5

I'd like to zip two DenseVectors and perform an operation on each pair, and obtain a new vector as result. What is the best way to achieve this using scala-breeze?

I can work around it by using their data field, but I'd need to construct a new DenseVector from the resulting array.

Iulian Dragos
  • 5,692
  • 23
  • 31

2 Answers2

3

I should probably just make a method on DenseVector, but 

breeze.linalg.zipValues(dv1, dv2){(v1, v2) => ??? }

should do it.

dlwh
  • 2,257
  • 11
  • 23
  • 1
    thanks for your answer but it cause `missing parameters type` error for me. I'm using breeze 0.10 with scala 2.11.5. – Ali Shirvani Jan 26 '15 at 18:58
  • 1
    Having a method for that would be very nice indeed. I am also getting this missing parameters type and it is not super easy to fix. – geoalgo Sep 22 '15 at 08:58
  • should be none. please file a bug on github if it's not – dlwh Jan 11 '18 at 01:07
  • This doesn't appear to work correctly. The mapped function treats `v1` and `v2` as the whole vector, not elementwise. I find that I am forced to do `dv1.toScalaVector zip dv2.toScalaVector` and then apply `map { case (v1, v2) => ... }`, and reconstruct a `DenseVector` from the result if required. – ely Aug 29 '18 at 14:31
0

The accepted answer does not appear to work as expected. Consider this example, trying to transform two DenseVector values into a Map[String -> Double], with a name for each of the original inputs.

scala> val dv1 = DenseVector.zeros[Double](4)
dv1: breeze.linalg.DenseVector[Double] = DenseVector(0.0, 0.0, 0.0, 0.0)

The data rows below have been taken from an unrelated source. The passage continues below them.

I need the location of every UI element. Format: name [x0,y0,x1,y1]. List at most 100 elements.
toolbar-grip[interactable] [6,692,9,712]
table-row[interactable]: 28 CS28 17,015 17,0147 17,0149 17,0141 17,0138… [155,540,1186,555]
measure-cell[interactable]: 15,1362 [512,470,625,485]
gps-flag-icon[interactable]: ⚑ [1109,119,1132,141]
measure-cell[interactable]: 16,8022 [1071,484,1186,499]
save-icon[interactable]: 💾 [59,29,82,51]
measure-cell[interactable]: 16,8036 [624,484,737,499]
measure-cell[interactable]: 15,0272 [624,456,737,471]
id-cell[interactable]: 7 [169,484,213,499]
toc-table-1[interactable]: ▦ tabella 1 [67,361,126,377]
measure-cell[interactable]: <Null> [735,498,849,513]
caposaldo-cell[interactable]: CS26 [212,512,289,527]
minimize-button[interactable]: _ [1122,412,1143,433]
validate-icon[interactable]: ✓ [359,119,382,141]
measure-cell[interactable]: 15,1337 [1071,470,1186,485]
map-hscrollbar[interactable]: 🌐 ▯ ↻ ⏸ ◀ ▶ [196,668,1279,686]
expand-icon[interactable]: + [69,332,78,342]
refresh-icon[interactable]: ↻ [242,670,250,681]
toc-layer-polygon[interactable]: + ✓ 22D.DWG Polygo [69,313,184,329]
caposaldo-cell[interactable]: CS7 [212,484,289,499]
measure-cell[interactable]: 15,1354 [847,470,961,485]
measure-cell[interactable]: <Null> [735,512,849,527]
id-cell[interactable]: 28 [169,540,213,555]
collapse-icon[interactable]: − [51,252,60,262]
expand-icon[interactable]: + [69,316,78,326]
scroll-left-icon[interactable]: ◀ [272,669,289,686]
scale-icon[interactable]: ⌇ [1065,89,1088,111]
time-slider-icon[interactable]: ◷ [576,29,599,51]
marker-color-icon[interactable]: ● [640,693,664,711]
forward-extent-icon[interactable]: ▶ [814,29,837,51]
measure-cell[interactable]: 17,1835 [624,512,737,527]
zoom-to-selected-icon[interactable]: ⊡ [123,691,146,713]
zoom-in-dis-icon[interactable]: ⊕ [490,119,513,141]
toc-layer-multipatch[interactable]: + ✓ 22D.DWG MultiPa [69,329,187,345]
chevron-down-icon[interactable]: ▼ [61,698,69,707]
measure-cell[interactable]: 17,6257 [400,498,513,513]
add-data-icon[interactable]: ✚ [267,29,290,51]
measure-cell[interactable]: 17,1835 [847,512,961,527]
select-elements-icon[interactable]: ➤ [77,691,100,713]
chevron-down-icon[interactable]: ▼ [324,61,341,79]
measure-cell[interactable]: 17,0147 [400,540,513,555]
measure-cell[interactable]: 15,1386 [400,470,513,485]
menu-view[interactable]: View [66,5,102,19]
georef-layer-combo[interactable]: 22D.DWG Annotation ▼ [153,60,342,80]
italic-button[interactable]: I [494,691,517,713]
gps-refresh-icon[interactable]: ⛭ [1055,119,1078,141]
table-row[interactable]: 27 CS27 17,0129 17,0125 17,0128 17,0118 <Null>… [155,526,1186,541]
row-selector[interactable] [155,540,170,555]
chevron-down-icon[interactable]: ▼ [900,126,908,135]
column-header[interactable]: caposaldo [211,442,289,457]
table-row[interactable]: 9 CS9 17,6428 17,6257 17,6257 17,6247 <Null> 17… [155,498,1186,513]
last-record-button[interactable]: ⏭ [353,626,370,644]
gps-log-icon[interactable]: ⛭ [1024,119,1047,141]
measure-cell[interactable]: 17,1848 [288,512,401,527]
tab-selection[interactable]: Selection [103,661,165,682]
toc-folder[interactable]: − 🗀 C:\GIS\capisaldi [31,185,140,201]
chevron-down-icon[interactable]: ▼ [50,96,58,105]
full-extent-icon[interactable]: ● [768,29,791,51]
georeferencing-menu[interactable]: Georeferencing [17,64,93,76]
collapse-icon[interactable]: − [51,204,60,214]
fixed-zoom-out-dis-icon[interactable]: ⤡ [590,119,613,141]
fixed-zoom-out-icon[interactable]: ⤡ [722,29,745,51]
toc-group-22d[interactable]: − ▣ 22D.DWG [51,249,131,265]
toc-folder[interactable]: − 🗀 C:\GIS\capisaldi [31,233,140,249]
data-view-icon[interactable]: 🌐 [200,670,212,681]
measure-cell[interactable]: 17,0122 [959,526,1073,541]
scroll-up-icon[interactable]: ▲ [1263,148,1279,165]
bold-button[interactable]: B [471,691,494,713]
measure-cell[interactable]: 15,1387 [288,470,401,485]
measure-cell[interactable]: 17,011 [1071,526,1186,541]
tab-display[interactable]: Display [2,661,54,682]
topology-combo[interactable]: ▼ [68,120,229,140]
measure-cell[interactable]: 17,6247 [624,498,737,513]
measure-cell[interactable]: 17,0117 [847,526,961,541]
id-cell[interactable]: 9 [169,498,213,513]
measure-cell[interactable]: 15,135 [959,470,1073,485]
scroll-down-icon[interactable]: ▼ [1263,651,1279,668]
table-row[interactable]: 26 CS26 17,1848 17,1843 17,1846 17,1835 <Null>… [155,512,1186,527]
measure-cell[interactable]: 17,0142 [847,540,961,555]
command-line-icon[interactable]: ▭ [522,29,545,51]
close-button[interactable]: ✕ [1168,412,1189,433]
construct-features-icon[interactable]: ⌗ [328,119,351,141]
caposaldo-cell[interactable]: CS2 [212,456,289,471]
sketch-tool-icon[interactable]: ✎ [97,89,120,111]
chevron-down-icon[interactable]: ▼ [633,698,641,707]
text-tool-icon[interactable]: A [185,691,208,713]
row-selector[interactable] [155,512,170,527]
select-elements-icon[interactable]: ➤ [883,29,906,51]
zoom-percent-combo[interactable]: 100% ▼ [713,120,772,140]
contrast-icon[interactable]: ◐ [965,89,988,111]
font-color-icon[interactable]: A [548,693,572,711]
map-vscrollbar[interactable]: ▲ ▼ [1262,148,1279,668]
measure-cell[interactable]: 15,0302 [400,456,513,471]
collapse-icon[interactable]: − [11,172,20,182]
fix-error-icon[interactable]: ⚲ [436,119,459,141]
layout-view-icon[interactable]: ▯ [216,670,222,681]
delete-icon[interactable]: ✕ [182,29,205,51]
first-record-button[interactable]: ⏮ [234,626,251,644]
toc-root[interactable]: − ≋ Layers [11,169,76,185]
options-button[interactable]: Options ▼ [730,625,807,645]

scala> val dv2 = DenseVector.ones[Double](4)
dv2: breeze.linalg.DenseVector[Double] = DenseVector(1.0, 1.0, 1.0, 1.0)

scala> breeze.linalg.zipValues(dv1, dv2) {(v1, v2) => Map("f1" -> v1, "f2" -> v2)}
res710: scala.collection.immutable.Map[String,breeze.linalg.DenseVector[Double]] = Map(f1 -> DenseVector(0.0, 0.0, 0.0, 0.0), f2 -> DenseVector(1.0, 1.0, 1.0, 1.0))

scala> (dv1.toScalaVector zip dv2.toScalaVector) map { case (v1, v2) => Map("f1" -> v1, "f2" -> v2)}
res711: scala.collection.immutable.Vector[scala.collection.immutable.Map[String,Double]] = Vector(Map(f1 -> 0.0, f2 -> 1.0), Map(f1 -> 0.0, f2 -> 1.0), Map(f1 -> 0.0, f2 -> 1.0), Map(f1 -> 0.0, f2 -> 1.0))

Notice how the use of breeze.linalg.zipValues treats the mapped function as a function of each entire DenseVector, so the output is one single Map instead of a Map for each component of the inputs (like in the second example).

Though inefficient (an unfortunate workaround for the limitations of breeze), the final line I gave above should generally work:

(dv1.toScalaVector zip dv2.toScalaVector) map { case (v1, v2) => ... }
ely
  • 74,674
  • 34
  • 147
  • 228